Simulacre de mariage pour séparer les jumeaux frère et soeur
Je vous ai déjà parlé du sort des jumeaux de Mananjary. Les bébés jumeaux sont considérés comme source de malédiction. Autrefois, on les mettait à mort. De nos jours, d’après ce que j’ai entendu dire, ils sont abandonnés par leur famille et finissent dans des centres d’accueil ou dans des familles d’adoption.
Aujourd’hui, je vais parler d’une autre tradition malgache concernant les jumeaux, plus précisément les jumeaux de deux sexes. Selon la culture malgache, le frère et la sœur sont des êtres « mpifady » (personnes tabous). Ils ne doivent pas se voir nus l’un l’autre. Ils ne peuvent pas se marier. En partageant le ventre de leur mère, le frère et la sœur ont pourtant malgré eux transgressé l’interdit. Et toujours selon les croyances, ils risquent de tomber amoureux entre eux plus tard en ayant justement été réunis dans le même utérus.
Dans la tradition malgache, lorsqu’il y a violation de « fady » (tabous), il faut conjurer le mauvais sort qui s’en suivrait. Pour le cas des jumeaux garçon et fille, la pratique veut qu’on rompe le ‘lien marital’ qu’il y a entre eux deux grâce à un simulacre de mariage. Voici des témoignages.
Vola: « Lorsque l’enfant est capable de marcher et courir tout seul, on construit une maisonnette en chaume où on place les jumeaux. On met le feu à cette cabane [ouverte] et les bébés se débrouilleront pour s’en sortir. »
Mi: « Je suis née avec un frère jumeau. Nos parents ont respecté cette tradition. Ils nous ont raconté que mon frère et moi sommes sortis de la cabane en feu à quatre-pattes. Je n’en ai aucun souvenir parce qu’on avait moins d’un an. Les adultes qui ont assisté à la cérémonie ont, parait-il, déclaré que désormais on n’était plus mari et femme mais frère et sœur. »
Andria: « On a fait pareil avec mes aînés frère et sœur jumeaux. On leur a fabriqué une maison en carton et on y a mis le feu. Et il y avait même une fête. Maintenant, on ne dirait pas des jumeaux. C’est plutôt mon frère et moi qui sommes proches. »
La rupture du sort s’explique par le fait que les deux frère et sœur sauvent chacun leur vie sans se soucier de l’autre. Cela signifie qu’ils prennent chacun leur route dans la vie.
Faut-il garder ces croyances? Doit-on encore suivre la tradition? Certains parents ont témoigné qu’ils ne l’ont pas fait et que leurs enfants se portent à merveille. Beaucoup d’autres préfèrent ne pas mettre la vie de leurs enfants en danger. Néanmoins, il y a ceux qui veulent respecter les coutumes pour ne pas hériter des mauvais sorts.

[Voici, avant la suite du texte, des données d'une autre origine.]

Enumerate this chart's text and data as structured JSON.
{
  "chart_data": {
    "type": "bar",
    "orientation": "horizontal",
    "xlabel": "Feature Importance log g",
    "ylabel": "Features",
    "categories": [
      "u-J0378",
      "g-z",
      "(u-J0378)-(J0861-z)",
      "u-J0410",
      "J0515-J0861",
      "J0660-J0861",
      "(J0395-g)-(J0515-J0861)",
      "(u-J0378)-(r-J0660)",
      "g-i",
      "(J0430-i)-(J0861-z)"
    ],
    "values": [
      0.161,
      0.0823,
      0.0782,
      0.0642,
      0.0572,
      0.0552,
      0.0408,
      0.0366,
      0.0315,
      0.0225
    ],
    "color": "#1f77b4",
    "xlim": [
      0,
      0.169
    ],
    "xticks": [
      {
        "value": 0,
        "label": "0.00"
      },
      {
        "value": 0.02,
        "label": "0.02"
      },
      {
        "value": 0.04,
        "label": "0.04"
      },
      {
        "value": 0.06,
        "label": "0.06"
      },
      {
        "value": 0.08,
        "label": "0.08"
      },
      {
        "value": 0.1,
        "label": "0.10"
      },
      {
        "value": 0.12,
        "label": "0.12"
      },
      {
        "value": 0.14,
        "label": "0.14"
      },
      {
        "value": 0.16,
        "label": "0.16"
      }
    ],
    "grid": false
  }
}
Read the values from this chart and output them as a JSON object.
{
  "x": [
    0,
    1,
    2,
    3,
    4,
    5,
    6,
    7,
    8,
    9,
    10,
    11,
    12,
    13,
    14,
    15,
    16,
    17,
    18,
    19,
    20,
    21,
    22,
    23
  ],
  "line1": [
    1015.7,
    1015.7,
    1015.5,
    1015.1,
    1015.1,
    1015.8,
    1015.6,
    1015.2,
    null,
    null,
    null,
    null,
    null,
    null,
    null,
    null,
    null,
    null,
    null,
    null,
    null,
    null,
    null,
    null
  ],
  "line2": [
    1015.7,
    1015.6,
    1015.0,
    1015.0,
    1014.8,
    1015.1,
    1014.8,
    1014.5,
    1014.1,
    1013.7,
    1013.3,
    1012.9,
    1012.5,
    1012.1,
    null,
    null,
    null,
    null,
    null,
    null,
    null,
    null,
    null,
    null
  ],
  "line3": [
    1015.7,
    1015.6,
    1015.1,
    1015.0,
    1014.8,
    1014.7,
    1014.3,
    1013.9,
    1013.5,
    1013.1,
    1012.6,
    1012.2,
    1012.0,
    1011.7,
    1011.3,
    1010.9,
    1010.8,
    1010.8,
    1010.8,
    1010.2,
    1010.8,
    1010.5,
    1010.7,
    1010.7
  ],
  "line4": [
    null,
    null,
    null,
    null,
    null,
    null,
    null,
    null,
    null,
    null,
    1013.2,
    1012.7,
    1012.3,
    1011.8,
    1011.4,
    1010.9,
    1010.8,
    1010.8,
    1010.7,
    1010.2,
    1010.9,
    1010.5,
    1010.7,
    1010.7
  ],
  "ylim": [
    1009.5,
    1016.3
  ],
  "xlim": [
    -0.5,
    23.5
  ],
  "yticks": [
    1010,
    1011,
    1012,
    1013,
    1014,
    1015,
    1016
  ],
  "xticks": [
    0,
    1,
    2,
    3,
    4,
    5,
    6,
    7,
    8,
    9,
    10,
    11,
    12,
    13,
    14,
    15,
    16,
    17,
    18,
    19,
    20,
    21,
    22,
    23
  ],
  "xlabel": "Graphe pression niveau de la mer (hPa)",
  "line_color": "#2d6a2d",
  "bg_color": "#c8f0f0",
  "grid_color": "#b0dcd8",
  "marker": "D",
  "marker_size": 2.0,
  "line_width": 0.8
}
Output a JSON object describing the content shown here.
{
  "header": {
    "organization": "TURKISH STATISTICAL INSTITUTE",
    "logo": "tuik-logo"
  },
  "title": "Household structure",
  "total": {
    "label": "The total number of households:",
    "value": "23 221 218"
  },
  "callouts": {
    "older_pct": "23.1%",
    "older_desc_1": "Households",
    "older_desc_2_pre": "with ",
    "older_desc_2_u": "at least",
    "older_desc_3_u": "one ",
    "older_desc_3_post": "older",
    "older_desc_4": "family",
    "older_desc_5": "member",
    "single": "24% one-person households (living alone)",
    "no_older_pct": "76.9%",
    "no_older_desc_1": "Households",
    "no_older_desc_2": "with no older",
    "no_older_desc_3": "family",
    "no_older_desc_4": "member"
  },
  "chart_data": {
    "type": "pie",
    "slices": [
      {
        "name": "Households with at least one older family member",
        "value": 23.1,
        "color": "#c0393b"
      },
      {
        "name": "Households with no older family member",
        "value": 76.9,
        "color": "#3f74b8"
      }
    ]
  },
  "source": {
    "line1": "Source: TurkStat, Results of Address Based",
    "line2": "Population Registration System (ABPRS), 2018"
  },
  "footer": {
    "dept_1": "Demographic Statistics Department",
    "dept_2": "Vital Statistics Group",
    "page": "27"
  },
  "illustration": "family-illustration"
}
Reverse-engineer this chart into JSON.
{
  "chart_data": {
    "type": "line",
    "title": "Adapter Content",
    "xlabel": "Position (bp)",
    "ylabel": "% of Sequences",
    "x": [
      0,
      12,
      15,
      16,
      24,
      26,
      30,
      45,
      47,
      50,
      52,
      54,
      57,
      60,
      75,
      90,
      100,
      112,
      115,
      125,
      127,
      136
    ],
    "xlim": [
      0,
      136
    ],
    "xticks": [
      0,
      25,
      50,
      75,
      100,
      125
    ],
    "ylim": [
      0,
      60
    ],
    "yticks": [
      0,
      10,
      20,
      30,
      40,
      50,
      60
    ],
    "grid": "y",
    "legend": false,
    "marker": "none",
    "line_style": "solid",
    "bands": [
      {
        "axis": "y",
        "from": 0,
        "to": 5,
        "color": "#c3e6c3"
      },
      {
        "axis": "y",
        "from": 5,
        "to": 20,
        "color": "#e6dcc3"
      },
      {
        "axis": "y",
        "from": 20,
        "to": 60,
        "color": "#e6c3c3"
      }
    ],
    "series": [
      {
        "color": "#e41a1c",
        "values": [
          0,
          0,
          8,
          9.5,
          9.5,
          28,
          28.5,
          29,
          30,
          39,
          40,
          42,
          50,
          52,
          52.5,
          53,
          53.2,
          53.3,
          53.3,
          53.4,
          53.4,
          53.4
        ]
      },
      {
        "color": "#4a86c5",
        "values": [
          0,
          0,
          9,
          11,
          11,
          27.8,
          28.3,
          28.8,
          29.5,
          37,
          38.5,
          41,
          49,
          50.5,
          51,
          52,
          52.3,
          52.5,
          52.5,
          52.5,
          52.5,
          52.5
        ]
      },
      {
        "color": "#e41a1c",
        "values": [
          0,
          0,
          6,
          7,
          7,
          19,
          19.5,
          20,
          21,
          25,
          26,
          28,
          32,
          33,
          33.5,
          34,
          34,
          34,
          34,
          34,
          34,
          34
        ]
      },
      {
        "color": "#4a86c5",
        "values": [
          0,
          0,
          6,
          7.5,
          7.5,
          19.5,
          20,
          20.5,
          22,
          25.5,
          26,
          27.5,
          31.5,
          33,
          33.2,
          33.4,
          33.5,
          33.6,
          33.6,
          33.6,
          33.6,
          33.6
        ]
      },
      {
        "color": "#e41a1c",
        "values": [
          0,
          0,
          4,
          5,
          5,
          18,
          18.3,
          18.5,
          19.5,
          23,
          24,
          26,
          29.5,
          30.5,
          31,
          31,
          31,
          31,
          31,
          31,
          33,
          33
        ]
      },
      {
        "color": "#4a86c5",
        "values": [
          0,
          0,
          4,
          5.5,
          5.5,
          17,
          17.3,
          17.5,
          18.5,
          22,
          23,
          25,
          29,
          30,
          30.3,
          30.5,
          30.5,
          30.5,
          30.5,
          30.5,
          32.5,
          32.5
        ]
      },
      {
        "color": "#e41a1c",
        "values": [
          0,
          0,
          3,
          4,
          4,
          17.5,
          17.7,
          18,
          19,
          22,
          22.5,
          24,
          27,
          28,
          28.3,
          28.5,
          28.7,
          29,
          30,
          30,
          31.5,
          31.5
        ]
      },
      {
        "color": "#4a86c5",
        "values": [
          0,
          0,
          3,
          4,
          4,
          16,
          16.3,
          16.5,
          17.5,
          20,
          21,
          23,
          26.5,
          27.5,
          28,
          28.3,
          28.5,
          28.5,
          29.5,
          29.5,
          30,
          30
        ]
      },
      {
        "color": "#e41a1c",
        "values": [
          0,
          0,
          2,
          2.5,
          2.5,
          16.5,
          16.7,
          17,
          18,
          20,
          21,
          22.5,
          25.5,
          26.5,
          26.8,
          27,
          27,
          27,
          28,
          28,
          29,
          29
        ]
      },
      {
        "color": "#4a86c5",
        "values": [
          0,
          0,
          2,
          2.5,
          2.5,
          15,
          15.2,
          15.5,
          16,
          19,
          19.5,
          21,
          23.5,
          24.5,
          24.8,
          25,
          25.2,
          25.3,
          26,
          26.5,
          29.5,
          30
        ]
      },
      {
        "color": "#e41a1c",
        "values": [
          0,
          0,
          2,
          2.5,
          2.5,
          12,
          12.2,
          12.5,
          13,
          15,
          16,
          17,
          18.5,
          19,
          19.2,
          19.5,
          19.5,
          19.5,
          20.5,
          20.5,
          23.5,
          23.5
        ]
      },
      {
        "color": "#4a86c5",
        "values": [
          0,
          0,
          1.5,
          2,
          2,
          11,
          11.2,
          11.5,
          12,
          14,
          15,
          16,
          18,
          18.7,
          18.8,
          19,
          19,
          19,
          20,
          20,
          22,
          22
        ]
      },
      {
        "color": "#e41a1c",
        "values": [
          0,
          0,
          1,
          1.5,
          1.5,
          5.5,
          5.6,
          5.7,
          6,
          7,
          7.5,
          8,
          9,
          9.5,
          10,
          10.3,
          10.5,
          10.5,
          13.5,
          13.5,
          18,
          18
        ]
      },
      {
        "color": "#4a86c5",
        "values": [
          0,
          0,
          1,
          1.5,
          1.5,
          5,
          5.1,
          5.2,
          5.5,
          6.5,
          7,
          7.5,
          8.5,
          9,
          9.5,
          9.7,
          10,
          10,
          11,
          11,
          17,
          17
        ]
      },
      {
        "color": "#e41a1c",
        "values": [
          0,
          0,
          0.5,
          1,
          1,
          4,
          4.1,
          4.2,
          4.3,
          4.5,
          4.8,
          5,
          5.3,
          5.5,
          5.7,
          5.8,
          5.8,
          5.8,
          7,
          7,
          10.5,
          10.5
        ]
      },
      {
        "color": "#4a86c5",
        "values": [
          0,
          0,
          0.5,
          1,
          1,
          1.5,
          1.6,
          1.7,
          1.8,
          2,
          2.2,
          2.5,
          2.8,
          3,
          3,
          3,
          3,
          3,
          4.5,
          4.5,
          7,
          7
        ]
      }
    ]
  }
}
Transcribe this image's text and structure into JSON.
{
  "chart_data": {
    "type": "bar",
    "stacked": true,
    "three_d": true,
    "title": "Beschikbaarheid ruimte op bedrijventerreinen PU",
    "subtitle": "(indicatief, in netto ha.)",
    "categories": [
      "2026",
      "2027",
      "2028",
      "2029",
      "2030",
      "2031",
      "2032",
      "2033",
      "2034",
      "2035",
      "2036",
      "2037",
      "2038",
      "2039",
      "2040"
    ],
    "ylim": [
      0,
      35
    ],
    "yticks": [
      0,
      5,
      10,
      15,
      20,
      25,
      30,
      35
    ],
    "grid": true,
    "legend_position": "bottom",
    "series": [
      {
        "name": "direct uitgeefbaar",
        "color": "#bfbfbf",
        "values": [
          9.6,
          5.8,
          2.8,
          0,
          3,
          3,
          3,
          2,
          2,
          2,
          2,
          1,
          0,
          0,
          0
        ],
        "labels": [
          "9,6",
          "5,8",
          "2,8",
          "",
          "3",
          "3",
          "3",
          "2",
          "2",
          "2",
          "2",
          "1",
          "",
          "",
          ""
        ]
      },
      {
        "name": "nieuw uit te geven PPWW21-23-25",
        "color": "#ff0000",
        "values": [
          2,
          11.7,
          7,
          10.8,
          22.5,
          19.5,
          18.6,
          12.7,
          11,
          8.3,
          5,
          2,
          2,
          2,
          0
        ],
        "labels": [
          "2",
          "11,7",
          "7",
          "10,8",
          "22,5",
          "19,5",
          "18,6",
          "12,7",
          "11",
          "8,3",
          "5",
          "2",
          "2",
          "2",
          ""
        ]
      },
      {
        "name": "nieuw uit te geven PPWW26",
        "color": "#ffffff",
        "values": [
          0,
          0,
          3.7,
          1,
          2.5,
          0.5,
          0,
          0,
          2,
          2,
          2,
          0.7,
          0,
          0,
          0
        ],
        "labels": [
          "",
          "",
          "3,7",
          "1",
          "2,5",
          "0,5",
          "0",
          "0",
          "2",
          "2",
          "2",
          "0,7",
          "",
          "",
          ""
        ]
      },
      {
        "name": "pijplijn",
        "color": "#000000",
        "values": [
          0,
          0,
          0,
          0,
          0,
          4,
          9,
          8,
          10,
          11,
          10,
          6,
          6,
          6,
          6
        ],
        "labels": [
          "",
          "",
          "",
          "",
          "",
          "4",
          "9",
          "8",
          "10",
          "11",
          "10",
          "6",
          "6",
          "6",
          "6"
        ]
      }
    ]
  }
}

Dans un article précédant, dans lequel j’ai parlé des interdits pendant la grossesse, j’ai avoué ne pas trop croire en ces superstitions. Je respecte toutefois ma culture et ma tradition où nos Ntaolo (ancêtres) sont réputés pour être dotés de sagesse. Le fait de parler aujourd’hui de cette histoire dans mon blog est ma contribution pour mettre à l’écrit le maximum d’us et coutumes malgaches. J’avoue n’avoir jamais entendu auparavant de cette tradition concernant les jumeaux frère et sœur. Une intéressante tradition que j’ai découverte par hasard sur les réseaux sociaux.